Apr 03 2010

Time to go to war?

Category: global warming,government,media,scienceharmonicminer @ 8:15 am

The world according to James Lovelock: Humans are too stupid to prevent climate change

Humans are too stupid to prevent climate change from radically impacting on our lives over the coming decades. This is the stark conclusion of James Lovelock, the globally respected environmental thinker and independent scientist who developed the Gaia theory.

It follows a tumultuous few months in which public opinion on efforts to tackle climate change has been undermined by events such as the climate scientists’ emails leaked from the University of East Anglia (UEA) and the failure of the Copenhagen climate summit.

“I don’t think we’re yet evolved to the point where we’re clever enough to handle a complex a situation as climate change,” said Lovelock in his first in-depth interview since the theft of the UEA emails last November. “The inertia of humans is so huge that you can’t really do anything meaningful.”

One of the main obstructions to meaningful action is “modern democracy”, he added. “Even the best democracies agree that when a major war approaches, democracy must be put on hold for the time being. I have a feeling that climate change may be an issue as severe as a war. It may be necessary to put democracy on hold for a while.”

After all, Lincoln suspended habeas corpus during the Civil War. And Woodrow Wilson had at least 150,000 people arrested during WW I for “sedition.” So I guess Mr. Lovelock is in favor of incarcerating SUVs. And wood fireplaces.

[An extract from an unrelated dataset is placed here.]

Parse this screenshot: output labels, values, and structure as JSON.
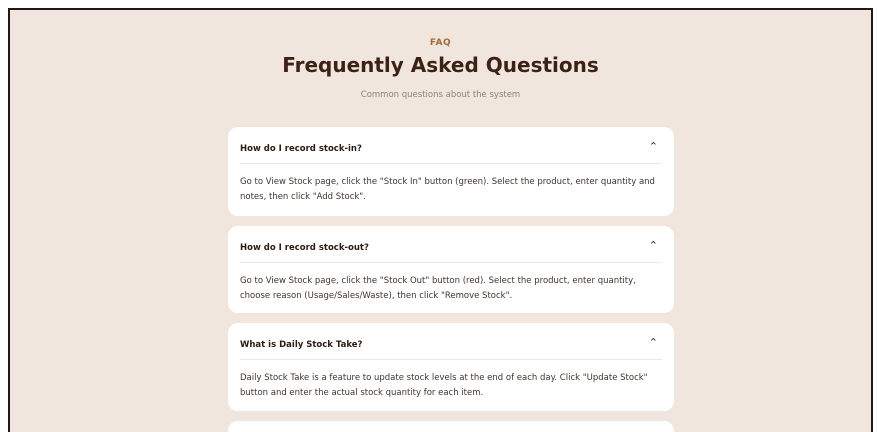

Personally, I’m in favor of incarcerating fraudulent scientists… but that’s just me.  From reading the rest of the article, it sounds like Lovelock might agree.  However, his notion that so-called experts should rule over the benighted masses, who are just too dim to understand the elevated mental process of the elite, is reminiscent of the Progressive era that gave us Margaret Sanger, Mussolini, and eugenics, or in a slightly earlier time the notion that the interior shape of the skull was determinative for intelligence.

…………

Lovelock, who 40 years ago originated the idea that the planet is a giant, self-regulating organism, the so-called Gaia theory, added that he has little sympathy for the climate scientists caught up in the UEA email scandal. He said he had not read the original emails, “I felt reluctant to pry”, but that their reported content had left him feeling “utterly disgusted”.

“Fudging the data in any way whatsoever is quite literally a sin against the holy ghost of science,” he said. “I’m not religious, but I put it that way because I feel so strongly. It’s the one thing you do not ever do. You’ve got to have standards.”

Lovelock’s continuing touching faith in the underlying science of global warming is probably forgivable in a man of his years, who does not want the last two decades of his life to have been wasted time.  But whether or not HIS data is good, and fairly recorded and interpreted, is irrelevant.  The fact is that the case for global warming was made up mostly of computer models and attempts to draw huge conclusions from subtle data changes flowing from the interplay of enormously complex variables, by a thousand different scientists who understood that the fix was in, and career advancement was in that direction.  Does Lovelock think that the recent revelations represent the only fudged data, the only special pleading, the only career enhancing favorable interpretation (or, in this case, unfavorable)?

In any case, Lovelock’s comment on the desirability of discarding democracy in favor of rule by the elites is exactly what many on the Right have been saying for some time, namely that the new home of international socialism is the environmental movement (a thing quite distinct from mere “conservation”, clean water, clean air, and the like).

Based on who their fellow travelers are, I can’t disagree.